Subject Re: [firebird-support] Calcurate row size
Author Ann W. Harrison
At 01:13 AM 7/13/2004, Listeny wrote:
>Hi,
>
> Would someone tell me resources/documents of 'how to calculate number of
>bytes on each row' for FB1.5 ?

Believe it or not, that's a hard question. You can start with the easy part.

integer 4 bytes
short 2 bytes
int64 8 bytes

numeric (1,x) to numeric (4,x) 2 bytes
numeric (5,x) to numeric (9,x) 4 bytes
numeric (10,x) to numeric (18,x) 8 bytes
numeric > (18,x) 8 bytes

decimal (1,x) to decimal (4,x) 2 bytes
decimal (5,x) to decimal (9,x) 4 bytes
decimal (10,x) to decimal (18,x) 8t bytes
decimal > (18,x) 8 bytes

float 4 bytes
double 8 bytes

char(n) n bytes
varchar (n) n+2 bytes

blob 8 bytes
array 8 bytes

Then it gets harder. Every record has a 13 byte header and a 4 byte index
entry on page. Fragmented records have an additional 4 bytes of fragment
header. For every field, there's a bit that indicates null status, so for a
record with n fields there are (n + 7)/8 bytes of null flags. The page
itself has 28 bytes of overhead, and 13 bytes of free space is reserved for
each record stored in a page.

Then you ought to consider the actual blob/array sizes. Although blob or
array fields take up only 8 bytes in the record, they are stored without
compression so however big they are, they take that much space somewhere,
plus a certain amount of overhead. In the case of blobs and arrays, the
overhead is negligible.

Then it gets a bit harder still. Depending on the hardware and operating
system architectures, the record includes some number of pad bytes so that
data ends up aligned correctly on word, long, or quad boundaries.
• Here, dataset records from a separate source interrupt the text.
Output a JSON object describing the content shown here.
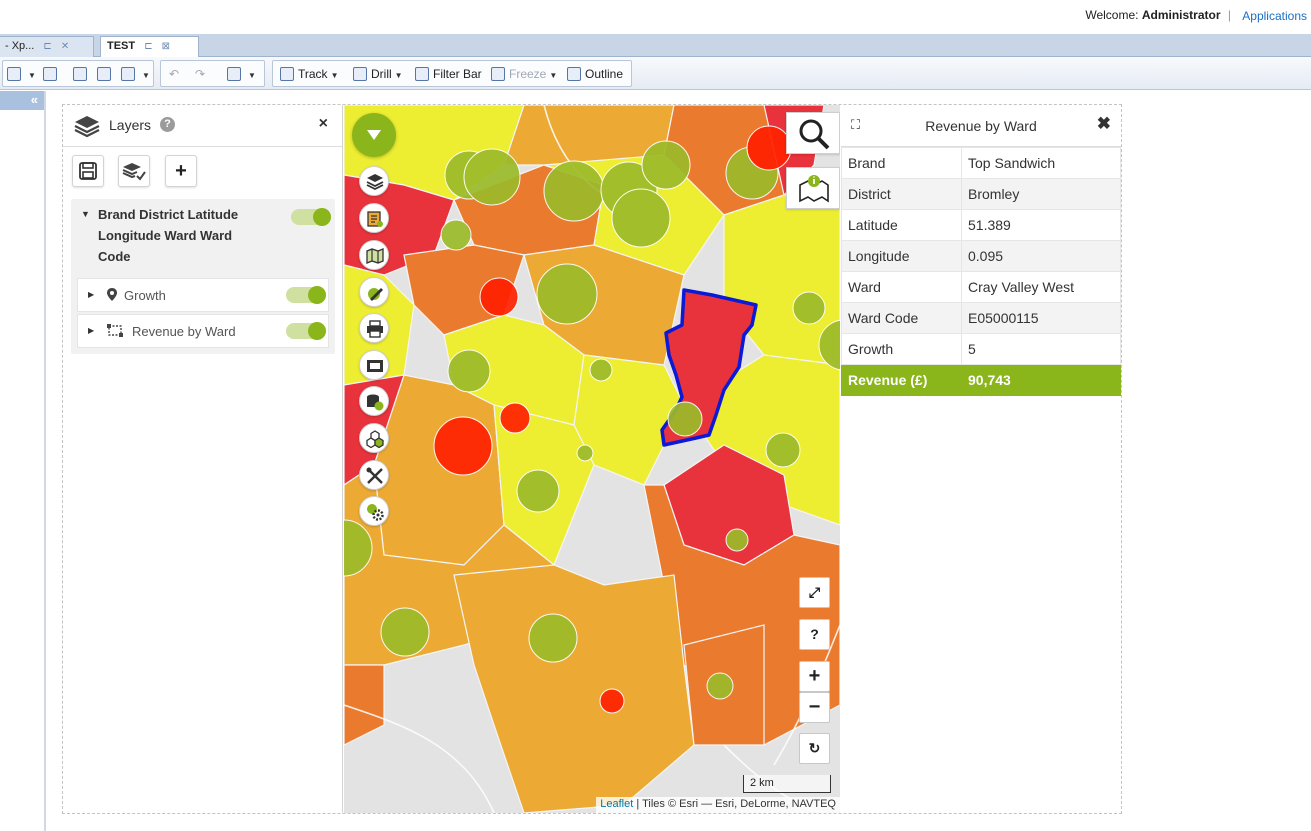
{
  "header": {
    "welcome_label": "Welcome:",
    "user": "Administrator",
    "separator": "|",
    "applications_link": "Applications"
  },
  "tabs": [
    {
      "label": "- Xp..."
    },
    {
      "label": "TEST"
    }
  ],
  "toolbar": {
    "track": "Track",
    "drill": "Drill",
    "filter_bar": "Filter Bar",
    "freeze": "Freeze",
    "outline": "Outline"
  },
  "leftstrip": {
    "collapse": "«"
  },
  "layers_panel": {
    "title": "Layers",
    "help": "?",
    "close": "×",
    "group_title": "Brand District Latitude Longitude Ward Ward Code",
    "sublayers": [
      {
        "label": "Growth",
        "icon": "marker-icon",
        "enabled": true
      },
      {
        "label": "Revenue by Ward",
        "icon": "polygon-icon",
        "enabled": true
      }
    ],
    "group_enabled": true
  },
  "map": {
    "zoom_in": "+",
    "zoom_out": "−",
    "fullscreen": "⤢",
    "help": "?",
    "reset": "↻",
    "scale": "2 km",
    "attribution_leaflet": "Leaflet",
    "attribution_tiles": "| Tiles © Esri — Esri, DeLorme, NAVTEQ",
    "colors": {
      "high": "#e8323c",
      "red_bright": "#ff2200",
      "orange": "#ea7a2e",
      "amber": "#ecaa35",
      "yellow": "#eded32",
      "bubble": "#9cbb2a",
      "selection": "#0a1ad6"
    }
  },
  "info_panel": {
    "title": "Revenue by Ward",
    "close": "✖",
    "expand": "⛶",
    "rows": [
      {
        "key": "Brand",
        "value": "Top Sandwich"
      },
      {
        "key": "District",
        "value": "Bromley"
      },
      {
        "key": "Latitude",
        "value": "51.389"
      },
      {
        "key": "Longitude",
        "value": "0.095"
      },
      {
        "key": "Ward",
        "value": "Cray Valley West"
      },
      {
        "key": "Ward Code",
        "value": "E05000115"
      },
      {
        "key": "Growth",
        "value": "5"
      },
      {
        "key": "Revenue (£)",
        "value": "90,743"
      }
    ],
    "highlight_color": "#8ab51b"
  }
}
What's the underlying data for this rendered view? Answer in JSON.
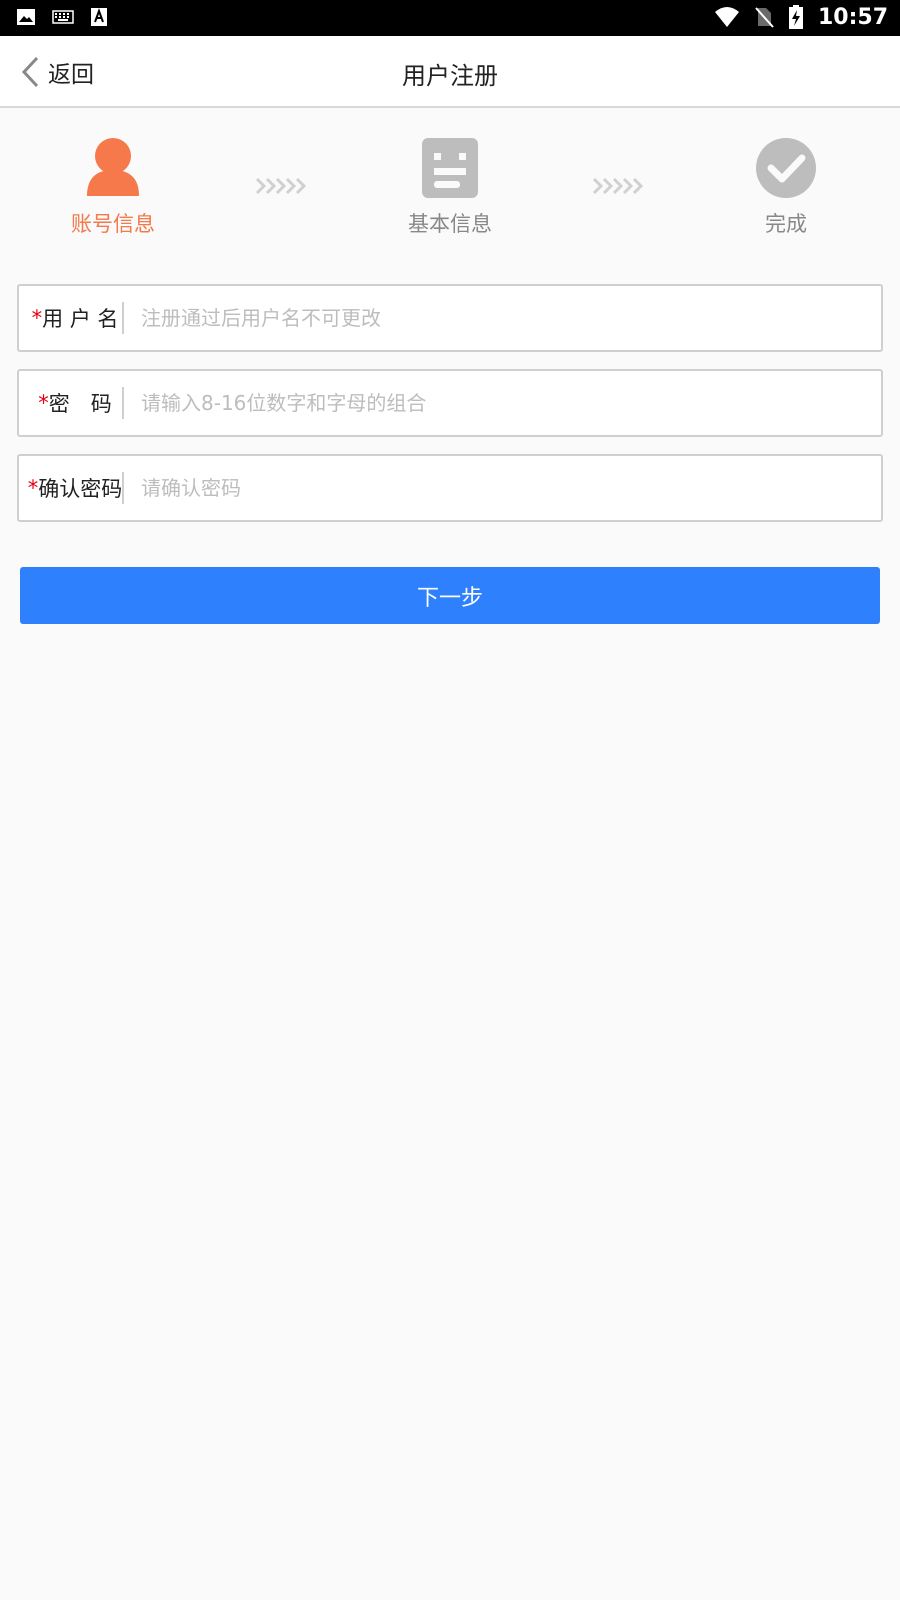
{
  "status_bar": {
    "time": "10:57",
    "left_icons": [
      "image-icon",
      "keyboard-icon",
      "text-a-icon"
    ],
    "right_icons": [
      "wifi-icon",
      "no-sim-icon",
      "battery-charging-icon"
    ]
  },
  "nav": {
    "back_label": "返回",
    "title": "用户注册"
  },
  "steps": [
    {
      "label": "账号信息",
      "icon": "user-icon",
      "state": "active"
    },
    {
      "label": "基本信息",
      "icon": "info-card-icon",
      "state": "inactive"
    },
    {
      "label": "完成",
      "icon": "check-circle-icon",
      "state": "inactive"
    }
  ],
  "form": {
    "username": {
      "required_mark": "*",
      "label": "用 户 名",
      "placeholder": "注册通过后用户名不可更改",
      "value": ""
    },
    "password": {
      "required_mark": "*",
      "label": "密　码",
      "placeholder": "请输入8-16位数字和字母的组合",
      "value": ""
    },
    "confirm_password": {
      "required_mark": "*",
      "label": "确认密码",
      "placeholder": "请确认密码",
      "value": ""
    }
  },
  "next_button_label": "下一步",
  "colors": {
    "accent_active": "#f5794a",
    "inactive_icon": "#bdbdbd",
    "primary_button": "#2f80fc",
    "required_mark": "#e60012"
  }
}
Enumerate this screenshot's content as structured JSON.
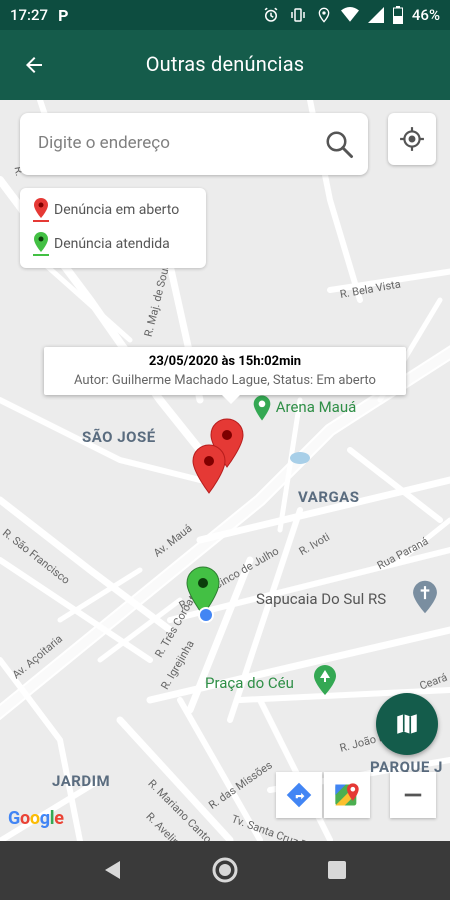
{
  "status_bar": {
    "time": "17:27",
    "carrier_icon": "P",
    "battery": "46%"
  },
  "app_bar": {
    "title": "Outras denúncias"
  },
  "search": {
    "placeholder": "Digite o endereço"
  },
  "legend": {
    "open_label": "Denúncia em aberto",
    "attended_label": "Denúncia atendida"
  },
  "info_window": {
    "line1": "23/05/2020 às 15h:02min",
    "line2": "Autor: Guilherme Machado Lague, Status: Em aberto"
  },
  "map_labels": {
    "sao_jose": "SÃO JOSÉ",
    "vargas": "VARGAS",
    "jardim": "JARDIM",
    "parque": "PARQUE J",
    "arena": "Arena Mauá",
    "sapucaia": "Sapucaia Do Sul RS",
    "praca": "Praça do Céu",
    "streets": {
      "maj": "R. Maj. de Sousa",
      "bela_vista": "R. Bela Vista",
      "av_maua": "Av. Mauá",
      "sao_francisco": "R. São Francisco",
      "cinco_julho": "R. Vinte Cinco de Julho",
      "ivoti": "R. Ivoti",
      "parana": "Rua Paraná",
      "acoitaria": "Av. Açoitaria",
      "tres_coroas": "R. Três Coroas",
      "igrejinha": "R. Igrejinha",
      "ceara": "Ceará",
      "joao_ramalho": "R. João Ramalho",
      "missoes": "R. das Missões",
      "mariano": "R. Mariano Canto",
      "avelino": "R. Avelino",
      "santa_cruz": "Tv. Santa Cruz B",
      "r_top": "R."
    }
  },
  "google_logo": "Google",
  "colors": {
    "primary": "#155c4b",
    "statusbar": "#0d4d40",
    "marker_open": "#e53935",
    "marker_attended": "#43a047"
  }
}
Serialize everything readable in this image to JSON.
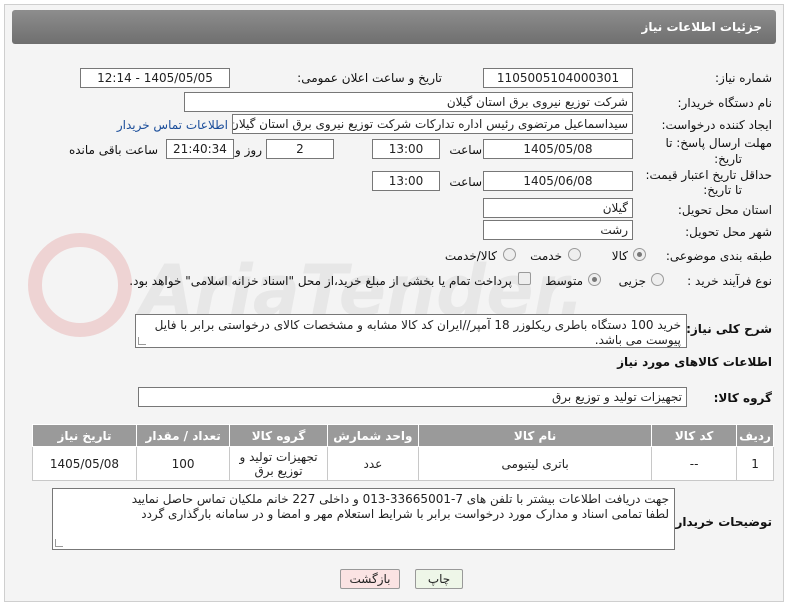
{
  "header": {
    "title": "جزئیات اطلاعات نیاز"
  },
  "need_number": {
    "label": "شماره نیاز:",
    "value": "1105005104000301"
  },
  "announce": {
    "label": "تاریخ و ساعت اعلان عمومی:",
    "value": "1405/05/05 - 12:14"
  },
  "buyer_org": {
    "label": "نام دستگاه خریدار:",
    "value": "شرکت توزیع نیروی برق استان گیلان"
  },
  "requester": {
    "label": "ایجاد کننده درخواست:",
    "value": "سیداسماعیل مرتضوی رئیس اداره تدارکات شرکت توزیع نیروی برق استان گیلان",
    "contact_link": "اطلاعات تماس خریدار"
  },
  "reply_deadline": {
    "label1": "مهلت ارسال پاسخ: تا",
    "label2": "تاریخ:",
    "date": "1405/05/08",
    "time_label": "ساعت",
    "time": "13:00",
    "days": "2",
    "days_label": "روز و",
    "remaining": "21:40:34",
    "remaining_label": "ساعت باقی مانده"
  },
  "price_validity": {
    "label1": "حداقل تاریخ اعتبار قیمت:",
    "label2": "تا تاریخ:",
    "date": "1405/06/08",
    "time_label": "ساعت",
    "time": "13:00"
  },
  "province": {
    "label": "استان محل تحویل:",
    "value": "گیلان"
  },
  "city": {
    "label": "شهر محل تحویل:",
    "value": "رشت"
  },
  "category": {
    "label": "طبقه بندی موضوعی:",
    "options": [
      "کالا",
      "خدمت",
      "کالا/خدمت"
    ],
    "selected": "کالا"
  },
  "purchase_type": {
    "label": "نوع فرآیند خرید :",
    "options": [
      "جزیی",
      "متوسط"
    ],
    "selected": "متوسط",
    "payment_note": "پرداخت تمام یا بخشی از مبلغ خرید،از محل \"اسناد خزانه اسلامی\" خواهد بود."
  },
  "description": {
    "label": "شرح کلی نیاز:",
    "value": "خرید 100 دستگاه باطری ریکلوزر 18 آمپر//ایران کد کالا مشابه و مشخصات کالای درخواستی برابر با فایل پیوست می باشد."
  },
  "goods_info": {
    "title": "اطلاعات کالاهای مورد نیاز"
  },
  "goods_group": {
    "label": "گروه کالا:",
    "value": "تجهیزات تولید و توزیع برق"
  },
  "table": {
    "headers": [
      "ردیف",
      "کد کالا",
      "نام کالا",
      "واحد شمارش",
      "گروه کالا",
      "تعداد / مقدار",
      "تاریخ نیاز"
    ],
    "rows": [
      [
        "1",
        "--",
        "باتری لیتیومی",
        "عدد",
        "تجهیزات تولید و توزیع برق",
        "100",
        "1405/05/08"
      ]
    ]
  },
  "buyer_notes": {
    "label": "توضیحات خریدار:",
    "line1": "جهت دریافت اطلاعات بیشتر با تلفن های 7-33665001-013 و داخلی 227 خانم ملکیان تماس حاصل نمایید",
    "line2": "لطفا تمامی اسناد و مدارک مورد درخواست برابر با شرایط استعلام مهر و امضا و در سامانه بارگذاری گردد"
  },
  "buttons": {
    "print": "چاپ",
    "back": "بازگشت"
  },
  "watermark": {
    "text": "AriaTender.net"
  }
}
Then it gets data dependent. The entire record excluding the header (13 or
17 bytes, depending on fragmentation) is subject to run length compression,
using a single byte to indicate run length. For a record that has no
duplicate bytes, you must add one byte for every 128 bytes of data
length. For a record with more than two adjacent bytes with the same
value, add two bytes and subtract the length of the run of identical
values. The compression does not recognize field values, so a four int64
values all containing the value 0 will compress from 24 bytes to 2.

Then you might want to consider the index overhead... or maybe not.

Cheers,


Ann

P.S. A dbkey is eight bytes of which the first 4 currently contain the
relation id and the second 4 express the record number within the
database. In the relatively near future, the portion of the dbkey allotted
to the record number will increase to allow more records per table.

At the moment, a database is limited to 2**32 pages - probably actually
2**31 because of coding errors. A blob or array id concatenates four bytes
of page number and four bytes of offset on page.